In Homer’s Odyssey, the hero must navigate his ship through the Strait of Messina, which separates the island of Sicily from mainland Italy. This was a hazardous undertaking: the shoals on the north side are described as a six-headed sea monster called Scylla. To the south, a naturally occurring whirlpool became associated with an equally threatening monster, Charybdis. From that Greek mythology, we still refer to the process of navigating a particularly difficult situation as being “caught between Scylla and Charybdis.” Even if you’re not familiar with that phrase, you’ve probably heard one of the more modern variations such as “caught between a rock and a hard place.”

As landlords in Oregon, it may feel like we are now in such a situation. The Oregon legislature has fast-tracked Senate Bill 608, which would establish the only state-wide rent control policy in the country. It would also restrict a landlord’s use of no-cause terminations. As I write this, indications are that both houses of legislature will pass this bill and Governor Brown will sign it into law. Because the legislation has been written with an emergency clause, the law will go into effect upon her signing; landlords and property managers will need to adjust their policies immediately. Are you ready?

I believe that RHA Oregon’s members will adapt to the new law, just as we adapted to House Bill 2639, passed in 2013, which mandated inclusion of Section 8 vouchers and other assistance as a source of income for applicants. Now, as then, RHA is providing the information our members need to understand the new rules.
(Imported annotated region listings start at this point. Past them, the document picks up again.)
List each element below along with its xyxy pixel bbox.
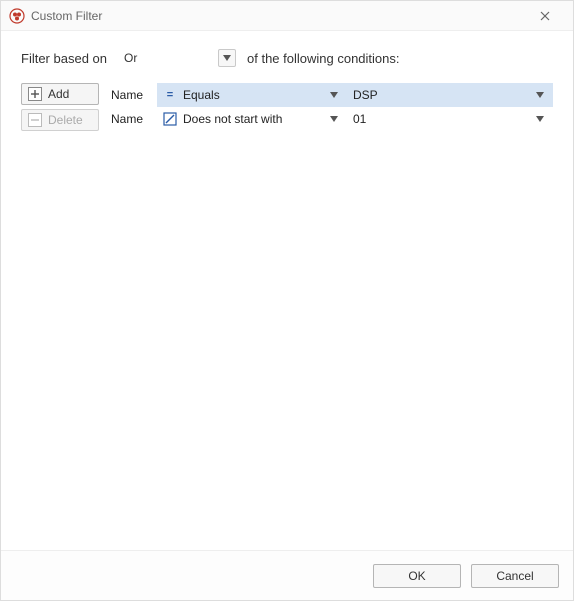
window-title: Custom Filter [31,9,525,23]
value-text: 01 [353,112,366,126]
delete-button: Delete [21,109,99,131]
filter-basis-row: Filter based on Or of the following cond… [21,47,553,69]
not-start-with-icon [163,112,177,126]
conditions-grid: Add Delete Name = Equals [21,83,553,131]
dialog-footer: OK Cancel [1,550,573,600]
value-dropdown[interactable] [533,116,547,122]
close-icon [540,11,550,21]
ok-button[interactable]: OK [373,564,461,588]
filter-suffix-label: of the following conditions: [247,51,399,66]
add-button[interactable]: Add [21,83,99,105]
field-cell[interactable]: Name [105,107,157,131]
close-button[interactable] [525,1,565,31]
add-button-label: Add [48,87,69,101]
operator-cell[interactable]: Does not start with [157,107,347,131]
chevron-down-icon [330,92,338,98]
equals-icon: = [163,88,177,102]
chevron-down-icon [223,55,231,61]
chevron-down-icon [536,92,544,98]
content: Filter based on Or of the following cond… [1,31,573,550]
side-buttons: Add Delete [21,83,99,131]
value-dropdown[interactable] [533,92,547,98]
operator-value: Equals [183,88,220,102]
operator-dropdown[interactable] [327,116,341,122]
logic-combo[interactable]: Or [117,47,237,69]
operator-cell[interactable]: = Equals [157,83,347,107]
delete-button-label: Delete [48,113,83,127]
field-value: Name [111,112,143,126]
chevron-down-icon [536,116,544,122]
chevron-down-icon [330,116,338,122]
field-value: Name [111,88,143,102]
cancel-button[interactable]: Cancel [471,564,559,588]
minus-icon [28,113,42,127]
value-cell[interactable]: DSP [347,83,553,107]
field-cell[interactable]: Name [105,83,157,107]
ok-button-label: OK [408,569,425,583]
operator-value: Does not start with [183,112,282,126]
plus-icon [28,87,42,101]
cancel-button-label: Cancel [496,569,533,583]
table-row[interactable]: Name = Equals DSP [105,83,553,107]
value-text: DSP [353,88,378,102]
logic-combo-button[interactable] [218,49,236,67]
table-row[interactable]: Name Does not start with [105,107,553,131]
conditions-table: Name = Equals DSP [105,83,553,131]
value-cell[interactable]: 01 [347,107,553,131]
operator-dropdown[interactable] [327,92,341,98]
app-icon [9,8,25,24]
titlebar: Custom Filter [1,1,573,31]
logic-combo-text: Or [118,51,143,65]
filter-prefix-label: Filter based on [21,51,107,66]
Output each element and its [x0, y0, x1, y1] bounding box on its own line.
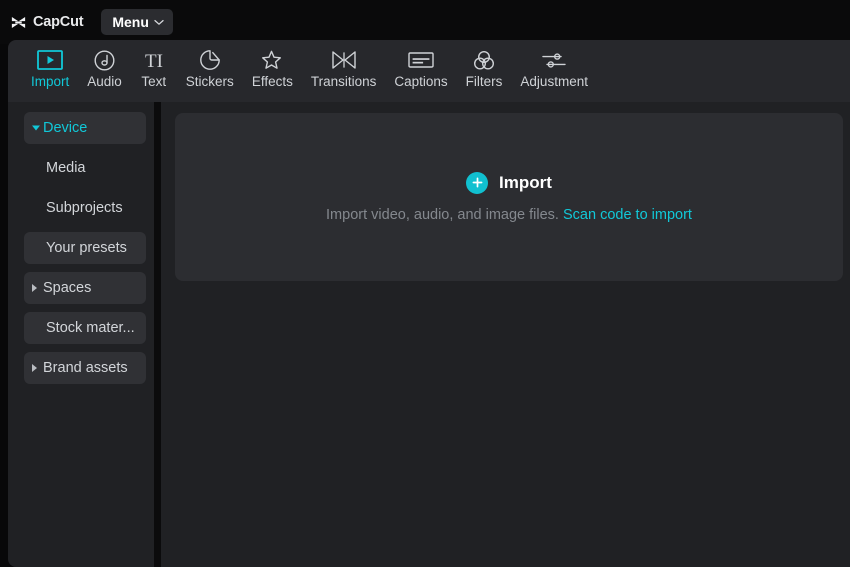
- tab-import[interactable]: Import: [22, 47, 78, 97]
- media-panel: Import Import video, audio, and image fi…: [161, 102, 850, 567]
- import-play-frame-icon: [37, 47, 64, 73]
- tab-audio-label: Audio: [87, 74, 122, 89]
- svg-text:TI: TI: [145, 51, 163, 71]
- sidebar-item-device[interactable]: Device: [24, 112, 146, 144]
- title-bar: CapCut Menu: [0, 0, 850, 44]
- import-dropzone[interactable]: Import Import video, audio, and image fi…: [175, 113, 843, 281]
- sparkle-star-icon: [260, 47, 284, 73]
- music-note-circle-icon: [93, 47, 116, 73]
- sticker-peel-icon: [199, 47, 221, 73]
- sidebar-item-device-label: Device: [43, 119, 88, 136]
- sidebar-item-brand-assets[interactable]: Brand assets: [24, 352, 146, 384]
- import-description-text: Import video, audio, and image files.: [326, 206, 559, 223]
- import-description: Import video, audio, and image files. Sc…: [326, 208, 692, 223]
- caret-right-icon: [32, 284, 37, 292]
- sidebar-item-your-presets[interactable]: Your presets: [24, 232, 146, 264]
- menu-button[interactable]: Menu: [101, 9, 173, 35]
- caret-right-icon: [32, 364, 37, 372]
- sidebar-item-subprojects[interactable]: Subprojects: [24, 192, 146, 224]
- sidebar-item-spaces-label: Spaces: [43, 279, 92, 296]
- tab-stickers-label: Stickers: [185, 74, 234, 89]
- brand-name: CapCut: [33, 13, 84, 30]
- chevron-down-icon: [154, 13, 164, 31]
- sidebar-item-your-presets-label: Your presets: [46, 239, 127, 256]
- tab-filters-label: Filters: [465, 74, 503, 89]
- brand: CapCut: [10, 10, 84, 34]
- main-toolbar: Import Audio TI Text Stickers Effects Tr…: [8, 40, 850, 102]
- capcut-logo-icon: [10, 14, 27, 31]
- tab-stickers[interactable]: Stickers: [177, 47, 243, 97]
- tab-filters[interactable]: Filters: [457, 47, 512, 97]
- sidebar-item-media-label: Media: [46, 159, 86, 176]
- import-title: Import: [499, 173, 552, 193]
- menu-button-label: Menu: [112, 14, 149, 30]
- tab-transitions-label: Transitions: [310, 74, 377, 89]
- tab-text-label: Text: [141, 74, 167, 89]
- tab-import-label: Import: [31, 74, 70, 89]
- import-heading: Import: [466, 171, 552, 194]
- adjustment-sliders-icon: [541, 47, 567, 73]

Two weeks ago, we e-mailed all our members a preprint of an article explaining SB 608 that appears in this issue of the UPDATE. If you attended our February dinner meeting, you heard an overview of what the new law will do and how you might be affected. Want to learn more? Our Spring curriculum has been modified to include a class on 26 March taught by attorney Jeff Bennett, who will review the ramifications of SB 608 and other ordinances such as the new registration requirement for Portland landlords. The instructors for our other spring courses, including “The Everchanging Market,” “Creating the Tenancy,” and “Managing the Tenancy,” will be incorporating up-to-date information to reflect the latest developments in state and local law. If you’re looking for a class where you can catch up on the rapidly-shifting regulatory environment around landlord-tenant law in Oregon, RHA is the place to go!

We’ve also expanded our monthly informal forums: “New Member Mentor Meetings” are now on the calendar as “Mentor Roundtables.” These sessions are great opportunities not only for new RHA members, but for longtime members and non-members to learn about best practices from some of our most experienced members as well as one another. Whether you’ve been a member for a month or a decade, I encourage you to attend these roundtables and bring a colleague. If you’re not yet a member, this is a great way to “test the waters,” and find out for yourself how valuable membership in RHA can be. If Oregon’s new laws make you feel “caught between a rock and a hard place,” remember that Odysseus did ultimately succeed in his quest to return home to Ithaca from Troy. He also had lots of help along the way. Similarly, RHA Oregon is here to provide you with the help you need to continue to provide safe, fair, and affordable housing.